Regole per la Fase 2

  • Anche durante la fase 2 prevedi sempre una bevanda calda a colazione e bevi acqua prima, durante e dopo ogni pasto per favorire i movimenti fisiologici dell’intestino.
  • Nei giorni proteici concediti uno spuntino a base di frutta e/o verdura a metà mattina e a merenda per assicurarti il corretto introito di carboidrati.
  • Vale anche in questa fase la regola di iniziare ogni pasto con una porzione di verdura cruda, a maggior ragione nella giornata glucidica: la fibra idrosolubile rallenta l’assorbimento del glucosio.
  • Sminuzza finemente le verdure crude per esaltare il loro potere antiossidante e la loro azione alcalinizzante e non appesantire la digestione.
  • Concludi ogni pasto con un piatto di verdura cotta: la cottura favorisce l’assorbimento dei caroteni, essenziali per il metabolismo cellulare.
  • La sera, opta per una crema di vegetali e/o taglia finemente la verdura prima di mangiarla.

Obiettivo Microbiota

La qualità del cibo influenza la composizione dei batteri intestinali che, fra le loro molte funzioni, hanno anche quella di regolare il metabolismo.«Se il numero dei germi patogeni aumenta e diminuiscono, invece, le colonie di batteri benefici, si possono generare molecole infiammatorie in grado di rallentarlo.
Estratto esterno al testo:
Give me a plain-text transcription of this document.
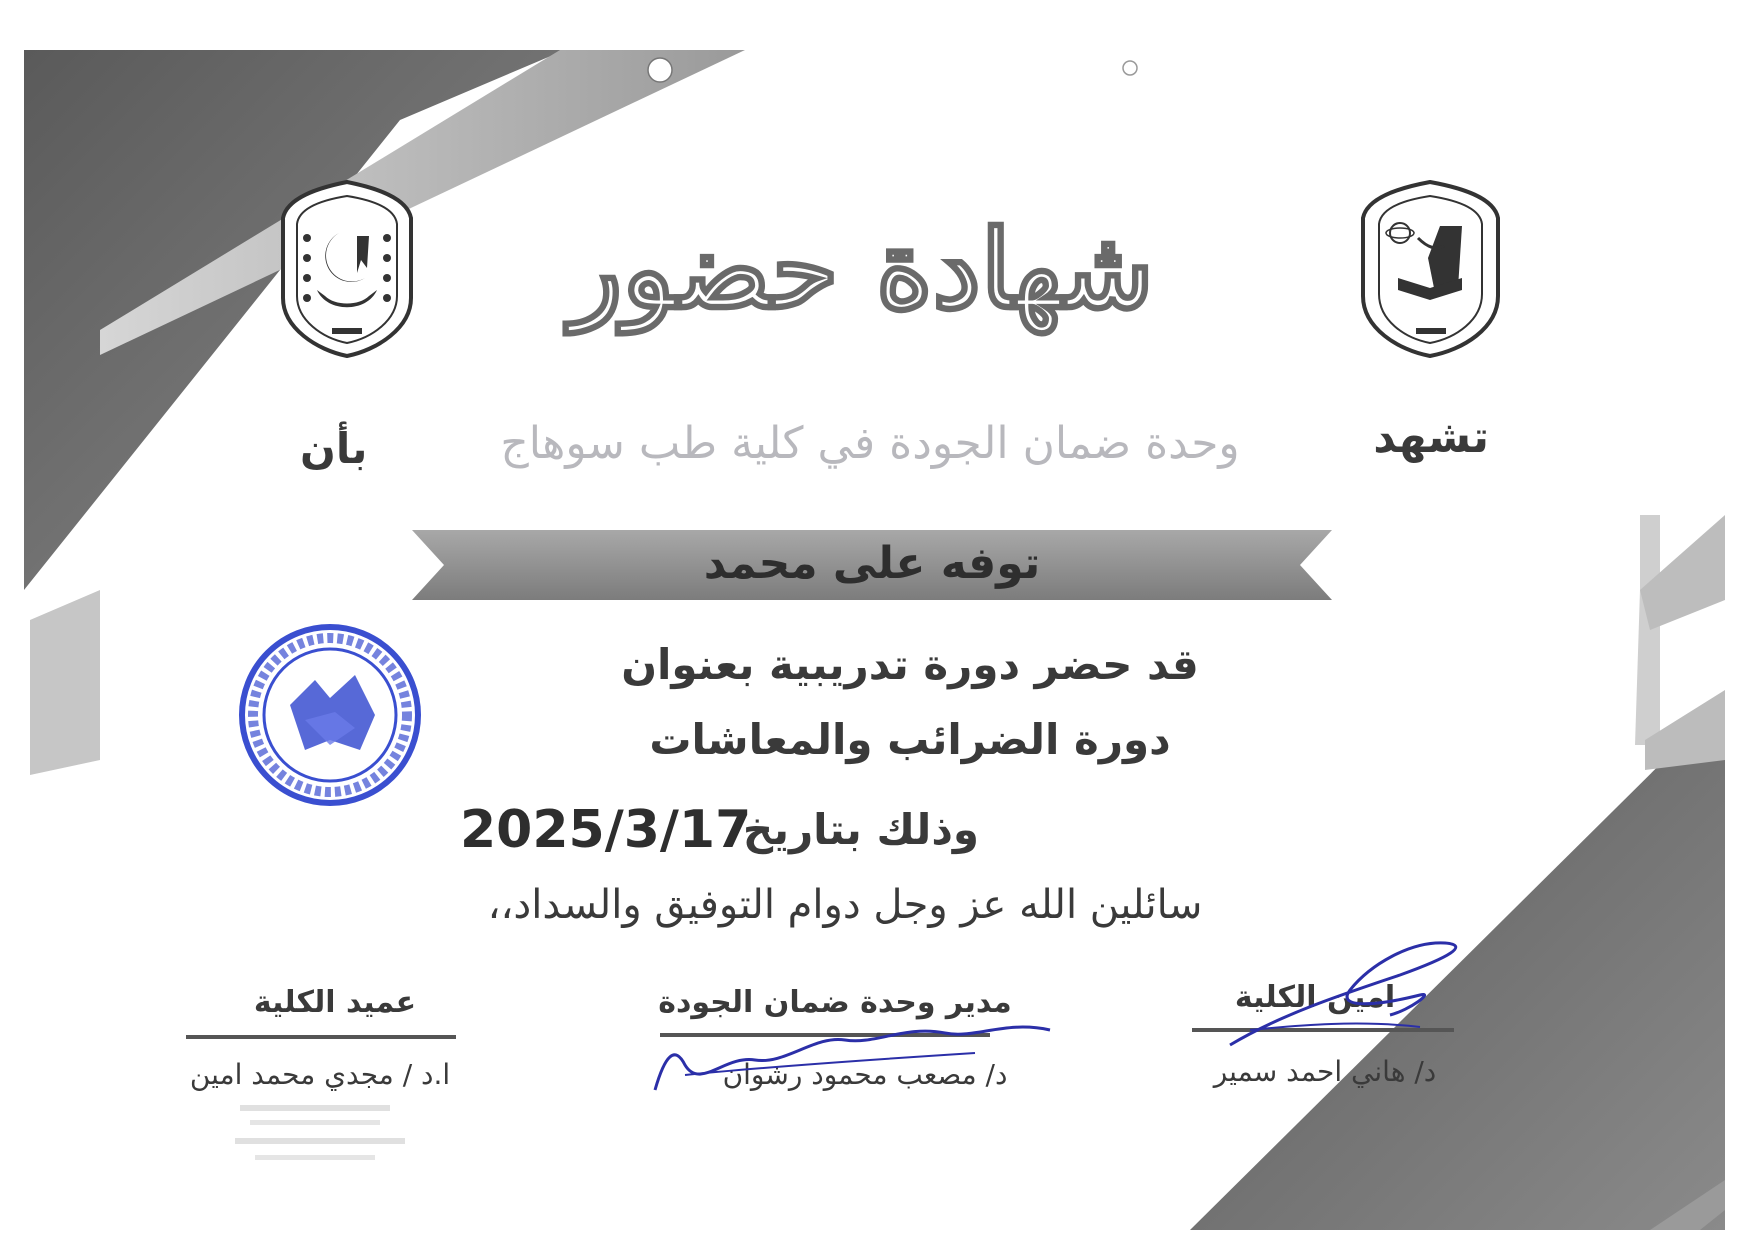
شهادة حضور
تشهد
وحدة ضمان الجودة في كلية طب سوهاج
بأن
توفه على محمد
قد حضر دورة تدريبية بعنوان
دورة الضرائب والمعاشات
وذلك بتاريخ
2025/3/17
سائلين الله عز وجل دوام التوفيق والسداد،،
امين الكلية
د/ هاني احمد سمير
مدير وحدة ضمان الجودة
د/ مصعب محمود رشوان
عميد الكلية
ا.د / مجدي محمد امين
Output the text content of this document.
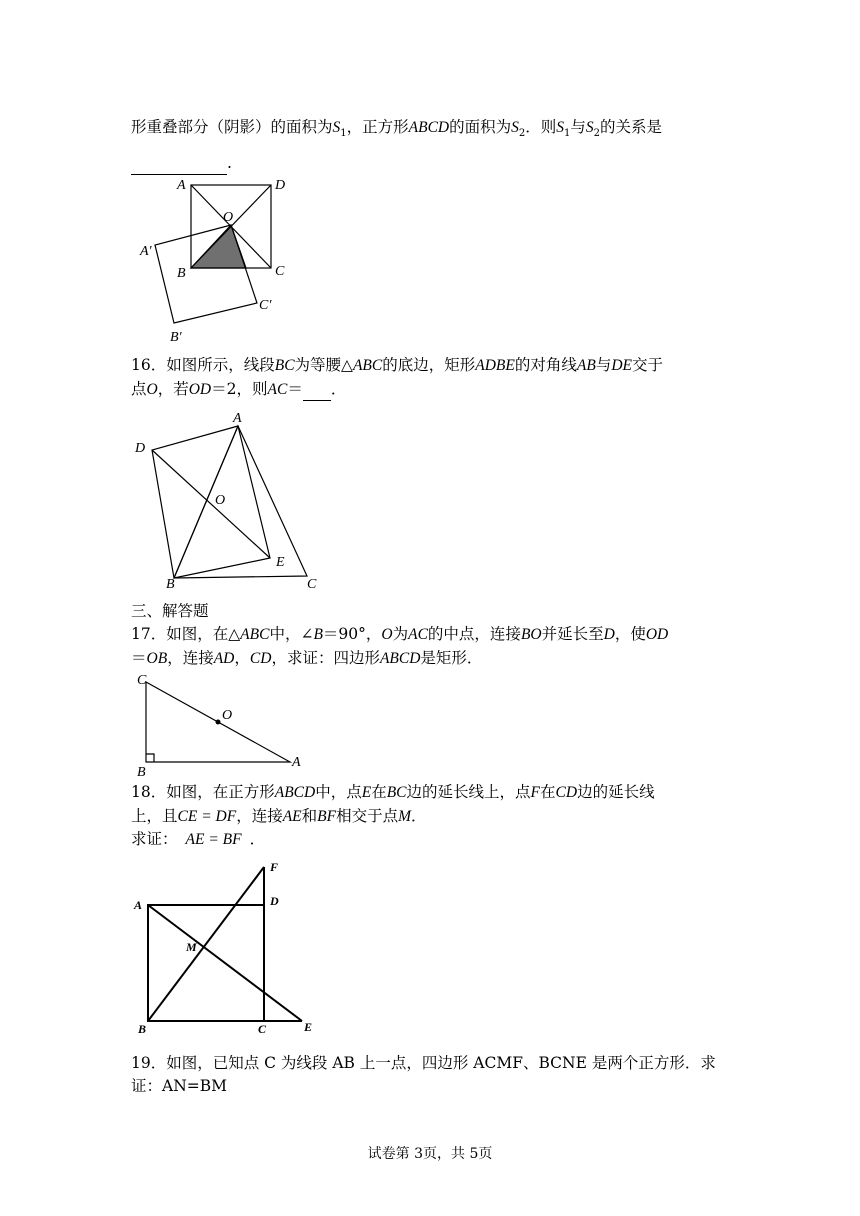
形重叠部分（阴影）的面积为$S_1$，正方形ABCD的面积为$S_2$．则$S_1$与$S_2$的关系是
.
A	D
O
A′
B	C
C′
B′
16．如图所示，线段BC为等腰△ABC的底边，矩形ADBE的对角线AB与DE交于
点O，若OD＝2，则AC＝ ．
A
D
O
E
B	C
三、解答题
17．如图，在△ABC中，∠B＝90°，O为AC的中点，连接BO并延长至D，使OD
＝OB，连接AD，CD，求证：四边形ABCD是矩形．
C
O
B
A
18．如图，在正方形ABCD中，点E在BC边的延长线上，点F在CD边的延长线
上，且CE = DF，连接AE和BF相交于点M．
求证： AE = BF ．
F
A	D
M
B	C	E
19．如图，已知点 C 为线段 AB 上一点，四边形 ACMF、BCNE 是两个正方形．求
证：AN=BM
试卷第 3页，共 5页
Per difendere l’integrità del microbiota sono indispensabili gli alimenti fermentati, come i crauti, il pane con pasta madre, lo yogurt arricchito di probiotici, il kefir, l’aceto, il tempeh, il miso e il tè kombucha. Il kefir è fra i più efficaci perché questa bevanda contiene oltre quindici specie diverse di microrganismi vivi e vitali. Non meno preziose sono le verdure latto-fermentate, come i crauti: forniscono notevoli quantità di fibra alimentare e di lattobacilli.